Derzeit gibt es über 1.600 bestätigte Fälle, und es wird erwartet, dass diese Zahl rasch ansteigen wird, da Infizierte in dicht besiedelten Slums gemeldet werden.

Was bedeutet das für SANNI in Indien?

Im Bundesstaat Kerala, wo unser Projekt angesiedelt ist, gibt es über 200 bestätigte Fälle, aber keine im SANNI-Krankenhaus St. John’s Hospital. Im gesamten Projekt von SANNI in Indien, den Krankenhäusern, der Schule und dem Waisenhaus, wurden neue Richtlinien eingeführt, um eine saubere und sichere Umgebung für alle zu gewährleisten, in der sie arbeiten und leben können. Dies ist besonders wichtig, da viele der von SANNI gesponserten Kinder, die in diesem Gebiet leben, HIV+ und dadurch besonders anfällig für Infektionen sind.
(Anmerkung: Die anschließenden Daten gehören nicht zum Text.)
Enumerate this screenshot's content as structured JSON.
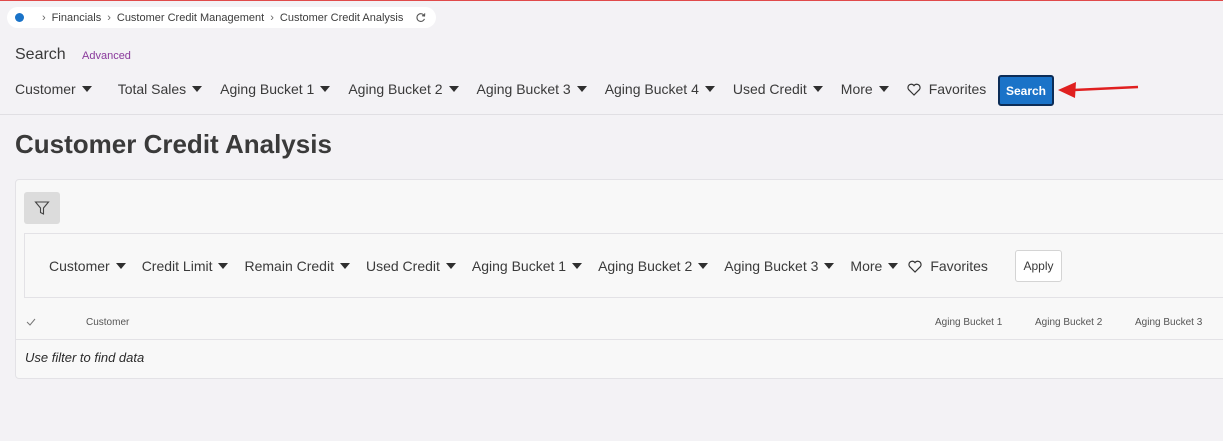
{
  "breadcrumb": {
    "items": [
      "Financials",
      "Customer Credit Management",
      "Customer Credit Analysis"
    ]
  },
  "search": {
    "title": "Search",
    "advanced_label": "Advanced",
    "filters": [
      "Customer",
      "Total Sales",
      "Aging Bucket 1",
      "Aging Bucket 2",
      "Aging Bucket 3",
      "Aging Bucket 4",
      "Used Credit",
      "More"
    ],
    "favorites_label": "Favorites",
    "search_button": "Search"
  },
  "page": {
    "title": "Customer Credit Analysis"
  },
  "card": {
    "filters": [
      "Customer",
      "Credit Limit",
      "Remain Credit",
      "Used Credit",
      "Aging Bucket 1",
      "Aging Bucket 2",
      "Aging Bucket 3",
      "More"
    ],
    "favorites_label": "Favorites",
    "apply_button": "Apply",
    "columns": [
      "Customer",
      "Aging Bucket 1",
      "Aging Bucket 2",
      "Aging Bucket 3"
    ],
    "empty_message": "Use filter to find data"
  },
  "colors": {
    "primary": "#1a73c8",
    "annotation_arrow": "#e02020",
    "advanced_link": "#8a3a9c"
  }
}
Deshalb hat Pater Jose, der Verantwortliche für unser Medical Village St. John’s, die folgenden Massnahmen veranlasst:

  • Alle Projekte und Dienste wie die Kliniken und das Diabetesprogram  sind immer noch voll funktionsfähig.
  • Besucher dürfen die Kinder im Moment nicht besuchen.
  • Die von uns betreuten Kinder, die schon immer Unterricht in Hygiene hatten, praktizieren nun umso mehr die «richtige» Art des Händewaschens.
  • Ausserhalb von St. John’s Village wurden die Schulen geschlossen und es besteht eine eingeschränkte Bewsegungsfreiheit.
  • Zusätzliche nahrhafte Lebensmittel und Medikamente werden an die gefährdeten Gemeinschaften verteilt.        
  • Strikte Selbstisolierung und Selbstdistanzierung von Aussenstehenden.
  • Masken und Handdesinfektionsmittel werden den HIV-infizierten Kindern gegeben, wenn sie ihre Routineuntersuchung im staatlichen Krankenhaus haben.